3. Le cas du problème ukrainien ne présente,
par ailleurs, aucune analogie avec celui de l’Église orthodoxe russe hors
frontières. Ce dernier cas se réfère à la séparation des Russes de la diaspora
avec l’Église de Russie, qui était alors sous la surveillance soviétique. Il
n’y avait ni excommunications ni anathèmes, et la succession apostolique
n’était pas douteuse. Lorsque le régime athée s’est écroulé, la réunification
s’est produite. Il mérite d’être mentionné que la correction de la division a
eu lieu par une cérémonie spéciale et une prière de réintégration en la
cathédrale du Christ Sauveur.
De même, le schisme bulgare ne présente aucun
rapport ni analogie avec le problème ukrainien. Ce dernier concerne la fissure
interne d’une Église locale, tandis que le schisme bulgare concernait le
retrait durant de nombreuses années de tout un peuple de la juridiction du
Patriarcat œcuménique et de toute l’Orthodoxie. Sa correction a commencé lors
de la session de la Commission panorthodoxe de préparation au « Prosynode »
au monastère athonite de Vatopedi (juin 1930). La condition fondamentale qui a
avait été posée et qui finalement a été observée était la demande de pardon de
la part de l’Église bulgare. Finalement après de complexes négociations qui ont
duré des années, le schisme a été résolu en 1945, dont le résultat a été la
pacification de l’oikoumène
panorthodoxe.
4. Nous partageons sans réserve la
préoccupation du Patriarcat œcuménique d’accorder une possibilité aux fidèles
d’Ukraine, victimes d’une division de longue durée, de revenir dans le sein de
l’Église Une, Sainte, Catholique et Apostolique. Il est cependant évident que
la pacification recherchée n’a pas réussi, du fait que quatre-vingt-dix
hiérarques et plus de douze mille paroisses ne se trouvent pas en communion avec
le Patriarcat œcuménique. En même temps, le risque de désintégration de
l’Église orthodoxe dans toute l’oikoumène
est visible.
En ce qui concerne le ton particulièrement
réprobateur de cette Lettre [du patriarche Bartholomée, ndt]

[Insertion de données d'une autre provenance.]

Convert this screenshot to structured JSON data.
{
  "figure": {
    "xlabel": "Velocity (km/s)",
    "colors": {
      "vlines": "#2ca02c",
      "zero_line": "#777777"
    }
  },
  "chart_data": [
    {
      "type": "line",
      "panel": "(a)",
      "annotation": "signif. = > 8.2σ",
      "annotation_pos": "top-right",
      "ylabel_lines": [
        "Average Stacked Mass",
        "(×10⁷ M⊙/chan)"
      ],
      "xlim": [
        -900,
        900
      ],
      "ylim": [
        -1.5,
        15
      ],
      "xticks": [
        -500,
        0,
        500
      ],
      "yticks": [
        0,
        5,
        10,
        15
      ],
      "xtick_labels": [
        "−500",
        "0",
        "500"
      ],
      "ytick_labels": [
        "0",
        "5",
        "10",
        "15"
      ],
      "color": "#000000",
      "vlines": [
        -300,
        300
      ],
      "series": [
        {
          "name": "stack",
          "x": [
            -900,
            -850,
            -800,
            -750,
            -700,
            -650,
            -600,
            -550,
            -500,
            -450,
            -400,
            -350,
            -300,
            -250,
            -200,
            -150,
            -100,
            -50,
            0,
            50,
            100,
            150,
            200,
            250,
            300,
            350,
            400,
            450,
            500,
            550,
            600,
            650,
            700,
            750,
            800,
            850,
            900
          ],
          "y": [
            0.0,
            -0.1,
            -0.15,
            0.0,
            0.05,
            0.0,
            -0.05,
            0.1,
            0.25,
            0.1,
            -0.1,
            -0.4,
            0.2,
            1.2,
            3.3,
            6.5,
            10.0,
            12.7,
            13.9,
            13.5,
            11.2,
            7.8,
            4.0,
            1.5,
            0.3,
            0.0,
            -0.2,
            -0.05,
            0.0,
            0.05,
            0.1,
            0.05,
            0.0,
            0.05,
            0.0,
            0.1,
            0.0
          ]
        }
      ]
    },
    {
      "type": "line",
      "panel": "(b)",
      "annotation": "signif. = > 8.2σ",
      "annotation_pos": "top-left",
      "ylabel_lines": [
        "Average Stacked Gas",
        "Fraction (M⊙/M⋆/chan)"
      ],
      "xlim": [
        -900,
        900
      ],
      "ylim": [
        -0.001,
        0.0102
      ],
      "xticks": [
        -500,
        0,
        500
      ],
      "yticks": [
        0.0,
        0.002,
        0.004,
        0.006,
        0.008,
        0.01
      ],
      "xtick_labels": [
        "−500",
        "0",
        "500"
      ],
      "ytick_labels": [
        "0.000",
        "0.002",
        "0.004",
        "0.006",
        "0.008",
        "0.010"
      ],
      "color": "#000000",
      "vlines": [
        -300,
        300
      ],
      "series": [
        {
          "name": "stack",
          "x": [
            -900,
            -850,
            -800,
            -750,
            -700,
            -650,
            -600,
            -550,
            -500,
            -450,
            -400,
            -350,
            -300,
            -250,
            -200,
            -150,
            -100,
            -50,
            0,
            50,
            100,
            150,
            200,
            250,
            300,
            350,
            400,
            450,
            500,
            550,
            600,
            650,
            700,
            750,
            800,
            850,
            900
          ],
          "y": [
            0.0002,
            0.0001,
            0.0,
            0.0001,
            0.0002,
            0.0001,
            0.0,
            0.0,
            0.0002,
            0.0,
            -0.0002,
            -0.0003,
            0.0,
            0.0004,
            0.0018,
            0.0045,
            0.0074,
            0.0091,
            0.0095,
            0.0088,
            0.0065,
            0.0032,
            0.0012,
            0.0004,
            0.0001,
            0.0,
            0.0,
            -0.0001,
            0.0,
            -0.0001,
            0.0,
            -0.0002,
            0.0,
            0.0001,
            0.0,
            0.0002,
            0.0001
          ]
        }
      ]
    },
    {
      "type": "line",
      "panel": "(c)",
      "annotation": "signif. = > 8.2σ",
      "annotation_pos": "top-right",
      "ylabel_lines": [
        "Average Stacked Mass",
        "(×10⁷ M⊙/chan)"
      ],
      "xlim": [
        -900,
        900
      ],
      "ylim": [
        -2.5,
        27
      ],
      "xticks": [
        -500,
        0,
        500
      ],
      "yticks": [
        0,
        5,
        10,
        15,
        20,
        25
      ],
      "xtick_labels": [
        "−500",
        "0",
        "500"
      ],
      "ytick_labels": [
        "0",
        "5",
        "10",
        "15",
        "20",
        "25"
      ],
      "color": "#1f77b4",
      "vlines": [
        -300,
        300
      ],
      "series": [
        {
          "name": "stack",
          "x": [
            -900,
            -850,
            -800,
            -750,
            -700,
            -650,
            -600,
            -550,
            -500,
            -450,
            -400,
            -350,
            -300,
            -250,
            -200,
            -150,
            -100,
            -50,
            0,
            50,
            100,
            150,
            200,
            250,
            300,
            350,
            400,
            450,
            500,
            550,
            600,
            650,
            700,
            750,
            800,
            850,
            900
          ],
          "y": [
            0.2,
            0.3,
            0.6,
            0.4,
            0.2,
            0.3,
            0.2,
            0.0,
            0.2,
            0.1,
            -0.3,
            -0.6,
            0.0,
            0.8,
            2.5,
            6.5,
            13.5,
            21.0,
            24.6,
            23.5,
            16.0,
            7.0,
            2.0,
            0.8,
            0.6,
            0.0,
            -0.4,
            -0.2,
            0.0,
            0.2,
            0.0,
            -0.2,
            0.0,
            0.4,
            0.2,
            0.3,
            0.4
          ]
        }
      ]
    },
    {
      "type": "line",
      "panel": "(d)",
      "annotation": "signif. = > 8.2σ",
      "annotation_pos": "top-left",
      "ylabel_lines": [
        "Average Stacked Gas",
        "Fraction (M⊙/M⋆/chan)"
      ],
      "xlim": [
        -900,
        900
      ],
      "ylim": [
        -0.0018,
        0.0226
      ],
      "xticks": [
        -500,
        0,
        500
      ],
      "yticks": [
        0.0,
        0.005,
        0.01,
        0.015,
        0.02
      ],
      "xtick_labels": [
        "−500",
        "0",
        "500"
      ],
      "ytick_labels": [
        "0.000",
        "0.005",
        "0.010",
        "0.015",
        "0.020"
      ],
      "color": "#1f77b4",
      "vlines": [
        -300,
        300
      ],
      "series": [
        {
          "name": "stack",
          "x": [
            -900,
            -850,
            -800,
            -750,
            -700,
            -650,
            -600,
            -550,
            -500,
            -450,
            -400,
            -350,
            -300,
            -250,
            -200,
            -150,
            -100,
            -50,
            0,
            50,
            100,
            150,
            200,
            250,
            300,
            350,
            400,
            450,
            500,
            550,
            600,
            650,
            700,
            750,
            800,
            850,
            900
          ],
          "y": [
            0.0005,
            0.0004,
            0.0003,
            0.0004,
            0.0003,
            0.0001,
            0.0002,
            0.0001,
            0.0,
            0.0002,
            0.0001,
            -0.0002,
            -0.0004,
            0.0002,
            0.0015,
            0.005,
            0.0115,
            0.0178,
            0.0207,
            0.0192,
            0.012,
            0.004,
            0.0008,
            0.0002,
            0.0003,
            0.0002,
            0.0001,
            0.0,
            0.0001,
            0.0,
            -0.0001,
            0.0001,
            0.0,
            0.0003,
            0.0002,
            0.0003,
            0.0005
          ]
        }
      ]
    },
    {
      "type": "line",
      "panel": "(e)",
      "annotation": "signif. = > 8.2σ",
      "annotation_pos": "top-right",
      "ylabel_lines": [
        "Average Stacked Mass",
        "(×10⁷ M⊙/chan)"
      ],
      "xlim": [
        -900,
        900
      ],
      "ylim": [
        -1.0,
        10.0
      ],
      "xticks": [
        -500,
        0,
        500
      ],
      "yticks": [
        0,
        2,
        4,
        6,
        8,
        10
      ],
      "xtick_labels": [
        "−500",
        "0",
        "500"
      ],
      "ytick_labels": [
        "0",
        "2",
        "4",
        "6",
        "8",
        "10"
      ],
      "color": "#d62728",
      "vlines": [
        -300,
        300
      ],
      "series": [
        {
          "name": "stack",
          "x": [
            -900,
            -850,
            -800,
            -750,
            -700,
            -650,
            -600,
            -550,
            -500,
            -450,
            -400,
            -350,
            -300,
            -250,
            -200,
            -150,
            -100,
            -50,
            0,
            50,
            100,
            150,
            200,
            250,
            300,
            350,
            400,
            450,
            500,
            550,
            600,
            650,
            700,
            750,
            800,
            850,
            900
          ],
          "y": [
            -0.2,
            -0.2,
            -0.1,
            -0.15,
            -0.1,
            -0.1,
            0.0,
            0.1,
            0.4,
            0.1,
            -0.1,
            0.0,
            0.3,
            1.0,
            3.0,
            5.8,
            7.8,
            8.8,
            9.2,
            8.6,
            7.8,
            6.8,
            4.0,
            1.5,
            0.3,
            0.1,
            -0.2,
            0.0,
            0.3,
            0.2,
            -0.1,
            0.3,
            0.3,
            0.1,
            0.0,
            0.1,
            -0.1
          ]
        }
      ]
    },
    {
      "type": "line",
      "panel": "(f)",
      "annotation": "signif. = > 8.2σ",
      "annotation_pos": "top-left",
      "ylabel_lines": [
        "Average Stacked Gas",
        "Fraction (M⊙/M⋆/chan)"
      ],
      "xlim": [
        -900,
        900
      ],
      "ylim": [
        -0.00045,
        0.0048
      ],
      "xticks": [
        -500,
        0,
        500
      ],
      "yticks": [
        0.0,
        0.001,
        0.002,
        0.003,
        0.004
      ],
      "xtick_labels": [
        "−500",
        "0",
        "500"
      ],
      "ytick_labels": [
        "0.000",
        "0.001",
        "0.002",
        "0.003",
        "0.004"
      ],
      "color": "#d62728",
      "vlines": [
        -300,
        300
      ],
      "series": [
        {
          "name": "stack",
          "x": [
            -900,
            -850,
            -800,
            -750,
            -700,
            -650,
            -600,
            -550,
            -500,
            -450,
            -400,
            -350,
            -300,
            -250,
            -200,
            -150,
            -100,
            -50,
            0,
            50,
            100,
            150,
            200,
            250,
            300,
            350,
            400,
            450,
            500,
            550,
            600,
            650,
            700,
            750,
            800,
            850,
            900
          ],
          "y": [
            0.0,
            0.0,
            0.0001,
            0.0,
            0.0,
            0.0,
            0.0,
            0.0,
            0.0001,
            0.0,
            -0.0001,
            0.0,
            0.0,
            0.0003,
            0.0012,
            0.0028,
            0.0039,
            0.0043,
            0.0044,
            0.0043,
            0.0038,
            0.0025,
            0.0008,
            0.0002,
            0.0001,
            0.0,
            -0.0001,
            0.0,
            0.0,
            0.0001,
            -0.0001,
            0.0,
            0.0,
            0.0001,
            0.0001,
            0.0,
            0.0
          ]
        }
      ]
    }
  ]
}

et les allégations d’influence sur nous de la part d’autres Églises, nous
sommes dans l’obligation de rappeler que nous avons prouvé notre dévouement
fraternel en actes depuis des décennies, tout particulièrement lors des Synaxes
des Primats et du Saint et Grand Concile de Crète des Églises orthodoxes,
agissant toujours en coordination avec chaque initiative de Votre Divine
Toute-Sainteté. Parfois, nous avons exprimé hardiment nos vues, même si elles
heurtaient les chers frères d’autres Églises. Cela toujours pour la cohésion et
le nécessaire témoignage de l’Orthodoxie. Une preuve récente de notre opinion
non influencée et de notre position indépendante est constituée par les lettres
envoyées à S.B. le patriarche de Moscou et de toute la Russie Cyrille (10
octobre et 7 novembre 2018). Nous exprimons continuellement et dans les faits
notre plus profond respect et notre gratitude naturelle au Trône œcuménique
pour ses actes en faveur de
l’Église orthodoxe autocéphale d’Albanie. Nous sommes convaincus que la
reconnaissance authentique n’implique pas l’abolition de la pensée théologique
critique et de l’expérience ecclésiale ou encore l’abandon de la liberté de
conscience. Au contraire, elle signifie une obligation accrue de formuler
toujours avec clarté et audace aimante les évaluations des faits.
Le respect mutuel a eu lieu dans les actes.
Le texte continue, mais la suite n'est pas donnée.